A ação foi proposta pela Coordenadoria Estratégica de Tutela Coletiva (CETUC) e pela Coordenadoria Estratégica de Promoção e Defesa dos Direitos das Crianças e dos Adolescentes (CEDEDICA) da DPMG. O objetivo não é discutir a legitimidade do movimento grevista ou as reivindicações da categoria, mas garantir que direitos fundamentais da população infantojuvenil sejam preservados durante o período de paralisação.
Segundo a Defensoria Pública, a paralisação das atividades escolares já ultrapassa um mês e tem provocado impactos significativos na vida de milhares de estudantes. Entre os principais prejuízos identificados estão a interrupção do processo de aprendizagem, a suspensão do acesso à alimentação escolar, a descontinuidade do atendimento educacional especializado para estudantes com deficiência e o enfraquecimento da rede de proteção responsável por identificar e encaminhar situações de violência, negligência e outras violações de direitos.
“Não pretendemos entrar no mérito da greve nem no mérito administrativo mas, simplesmente, garantir o direito das crianças de frequentar as escolas, especialmente, como um espaço de proteção. Estamos vendo é que muitas escolas estão completamente fechadas e outras tem um funcionamento parcial , o que não permite o atendimento do mínimo necessário para garantir que as pessoas de mais vulnerabilidade consigam acessar esse espaço de proteção”, ressaltou a coordenadora estratégica de Promoção e Defesa dos Direitos da Criança e do Adolescente da DPMG, Daniele Bellettato Nesrala.

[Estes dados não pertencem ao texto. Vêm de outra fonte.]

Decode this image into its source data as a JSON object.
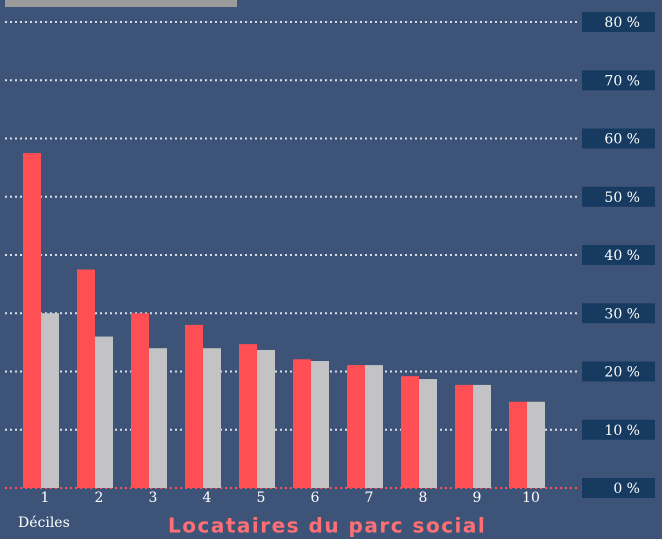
{
  "chart_data": {
    "type": "bar",
    "xlabel": "Déciles",
    "caption": "Locataires du parc social",
    "categories": [
      "1",
      "2",
      "3",
      "4",
      "5",
      "6",
      "7",
      "8",
      "9",
      "10"
    ],
    "series": [
      {
        "color": "#ff4f55",
        "values": [
          57.5,
          37.5,
          30,
          28,
          24.7,
          22.1,
          21.1,
          19.2,
          17.7,
          14.8
        ]
      },
      {
        "color": "#c3c3c6",
        "values": [
          30,
          26,
          24,
          24,
          23.7,
          21.8,
          21.1,
          18.7,
          17.7,
          14.8
        ]
      }
    ],
    "ylim": [
      0,
      80
    ],
    "yticks": [
      {
        "value": 0,
        "label": "0 %"
      },
      {
        "value": 10,
        "label": "10 %"
      },
      {
        "value": 20,
        "label": "20 %"
      },
      {
        "value": 30,
        "label": "30 %"
      },
      {
        "value": 40,
        "label": "40 %"
      },
      {
        "value": 50,
        "label": "50 %"
      },
      {
        "value": 60,
        "label": "60 %"
      },
      {
        "value": 70,
        "label": "70 %"
      },
      {
        "value": 80,
        "label": "80 %"
      }
    ],
    "grid": true
  }
}
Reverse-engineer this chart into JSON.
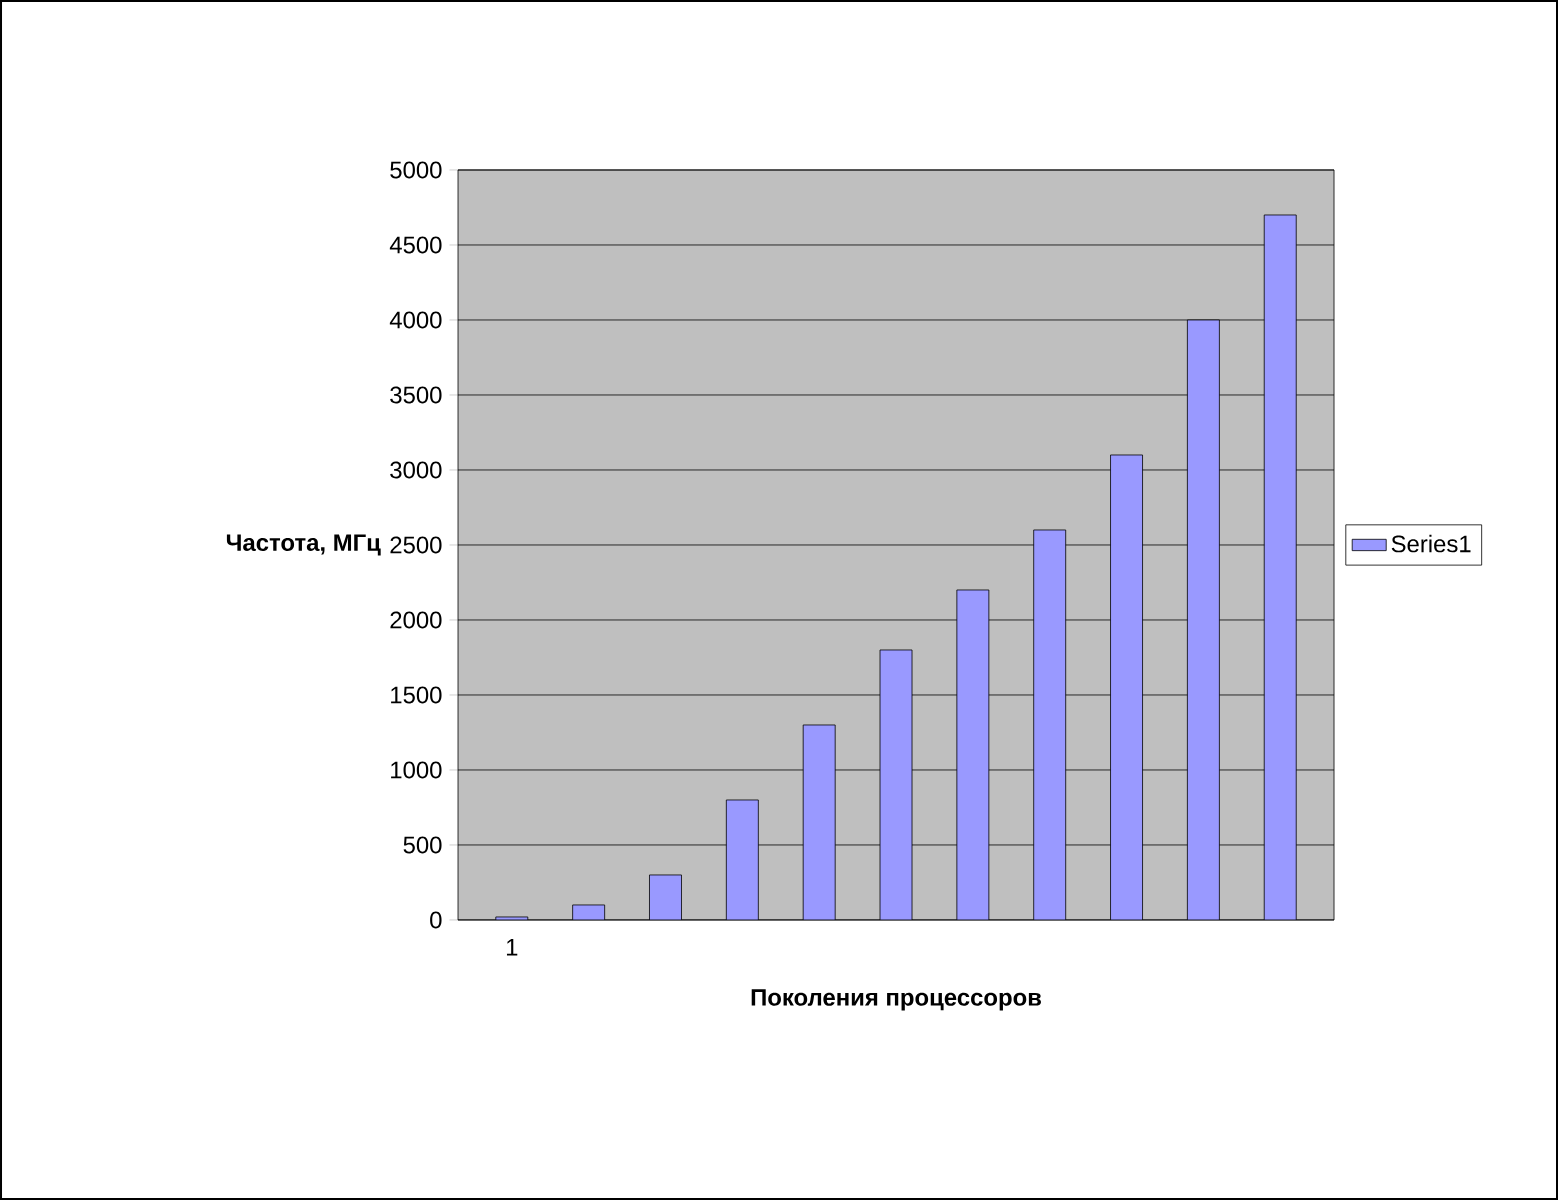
{
  "chart_data": {
    "type": "bar",
    "xlabel": "Поколения процессоров",
    "ylabel": "Частота, МГц",
    "categories": [
      "1",
      null,
      null,
      null,
      null,
      null,
      null,
      null,
      null,
      null,
      null
    ],
    "series": [
      {
        "name": "Series1",
        "color": "#9999ff",
        "values": [
          20,
          100,
          300,
          800,
          1300,
          1800,
          2200,
          2600,
          3100,
          4000,
          4700
        ]
      }
    ],
    "ylim": [
      0,
      5000
    ],
    "yticks": [
      0,
      500,
      1000,
      1500,
      2000,
      2500,
      3000,
      3500,
      4000,
      4500,
      5000
    ],
    "grid": "y",
    "legend": "right"
  }
}
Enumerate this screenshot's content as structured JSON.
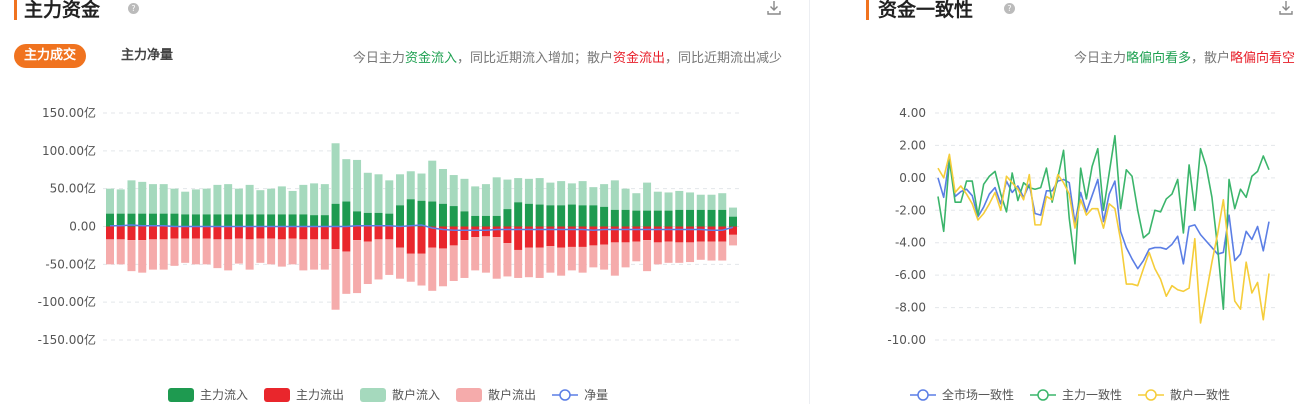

Antes do ajuizamento da ação, a DPMG participou de reuniões interinstitucionais com representantes da Secretaria Municipal de Educação, do Ministério Público de Minas Gerais, dos Conselhos Tutelares, do Conselho Municipal dos Direitos da Criança e do Adolescente e de órgãos da rede socioassistencial, buscando a construção de um protocolo de atendimento mínimo para estudantes durante a greve. Contudo, diante da ausência de medidas efetivas capazes de assegurar a continuidade dos serviços essenciais, a Defensoria entendeu ser necessária a atuação judicial.
A ação destaca que a escola exerce papel que vai além da educação formal. Para muitas crianças e adolescentes, especialmente aqueles em situação de vulnerabilidade econômica, a unidade escolar representa também acesso à alimentação adequada, acolhimento, socialização e proteção. A interrupção prolongada desses serviços pode agravar desigualdades sociais e comprometer o desenvolvimento integral dos estudantes.
Na ação, a Defensoria Pública defende a compatibilização entre o direito de greve dos trabalhadores da educação e os direitos fundamentais das crianças e adolescentes, garantidos pela Constituição Federal e pelo Estatuto da Criança e do Adolescente. A instituição sustenta que a continuidade mínima do atendimento educacional é indispensável para assegurar a proteção integral e a prioridade absoluta conferidas à infância e à juventude pelo ordenamento jurídico brasileiro.